No meu copo está um daqueles brancos durienses que ajudam a desmontar a ideia de que os grandes vinhos da região têm necessariamente de ser tintos e que os brancos são para beber jovens. O produtor indica-o como um vinho pensado para evoluir vários anos em garrafa. E assim é. Se não contar com as boas particularidades do tempo de espera – 9 anos -, o vinho está como novo. Tendo em conta que vos estou a falar de um 2017, acho particularmente interessante o facto de todas as minhas notas continuarem a apontar para frescura, tensão e capacidade de continuar em evolução. Classifico-o como o tipo de branco que vale a pena beber com alguma atenção - e não demasiado frio -deixando-o respirar no copo e que fale connosco.
À mesa pede comida com alguma complexidade. Peixe assado, bacalhau, marisco, aves ou mesmo pratos de cogumelos estarão à altura da sua textura e acidez. Com pratos mais delicados, a sua elegância pode sobressair e com pratos com alguma gordura, a acidez ganha ainda mais sentido.
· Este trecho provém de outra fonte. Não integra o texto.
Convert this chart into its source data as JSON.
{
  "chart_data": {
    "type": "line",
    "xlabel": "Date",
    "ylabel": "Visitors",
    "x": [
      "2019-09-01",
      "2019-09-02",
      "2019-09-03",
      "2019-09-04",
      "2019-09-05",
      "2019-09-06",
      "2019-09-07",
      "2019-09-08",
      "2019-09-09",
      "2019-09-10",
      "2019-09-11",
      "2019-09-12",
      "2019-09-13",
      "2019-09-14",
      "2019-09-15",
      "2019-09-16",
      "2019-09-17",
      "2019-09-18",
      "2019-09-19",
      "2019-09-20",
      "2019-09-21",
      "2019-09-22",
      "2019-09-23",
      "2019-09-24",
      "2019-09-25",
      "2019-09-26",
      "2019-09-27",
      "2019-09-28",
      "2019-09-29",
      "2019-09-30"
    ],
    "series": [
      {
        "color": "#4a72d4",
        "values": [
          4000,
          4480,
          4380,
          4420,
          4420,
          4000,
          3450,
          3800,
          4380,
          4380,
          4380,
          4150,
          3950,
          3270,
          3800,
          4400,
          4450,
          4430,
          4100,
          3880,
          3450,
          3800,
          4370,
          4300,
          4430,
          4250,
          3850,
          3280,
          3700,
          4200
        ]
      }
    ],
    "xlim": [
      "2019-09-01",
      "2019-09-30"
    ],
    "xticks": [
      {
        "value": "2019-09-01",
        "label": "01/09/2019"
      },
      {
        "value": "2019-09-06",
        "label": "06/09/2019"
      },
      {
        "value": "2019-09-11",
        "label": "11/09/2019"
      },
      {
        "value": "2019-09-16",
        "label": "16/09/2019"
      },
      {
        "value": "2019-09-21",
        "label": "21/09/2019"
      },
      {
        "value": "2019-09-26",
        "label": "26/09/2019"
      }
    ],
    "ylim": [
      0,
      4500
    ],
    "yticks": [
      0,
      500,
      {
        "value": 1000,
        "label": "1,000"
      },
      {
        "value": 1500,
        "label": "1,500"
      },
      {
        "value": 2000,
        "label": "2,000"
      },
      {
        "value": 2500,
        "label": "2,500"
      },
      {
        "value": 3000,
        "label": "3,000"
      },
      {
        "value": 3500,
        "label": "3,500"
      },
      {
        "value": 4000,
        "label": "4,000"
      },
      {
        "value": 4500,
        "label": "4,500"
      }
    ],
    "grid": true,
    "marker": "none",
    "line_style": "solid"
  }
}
Cor amarelo citrino com tonalidade palha, mostrando ainda reflexos esverdeados e aspecto jovem, límpido e brilhante. No plano aromático compro que o tempo parece ter-lhe feito particularmente bem. Mantém um perfil muito elegante e contido, com citrinos, toranja, maçã e notas de pedra lascada, sílex, acompanhadas por nuances discretas de pastelaria e madeira. Tudo muito fino e harmonioso. Não é um vinho exuberante que procura impressionar pela intensidade aromática, a sua força está precisamente nesta subtileza e definição. Na boca mostra-se cremoso, amplo e tenso, com uma acidez muito viva que lhe dá nervo e prolonga todo o conjunto, oferecendo boa textura, mas também uma componente crocante e mineral que impede qualquer sensação de peso extra. O final é longo, persistente e surpreendentemente fresco para um branco com esta idade.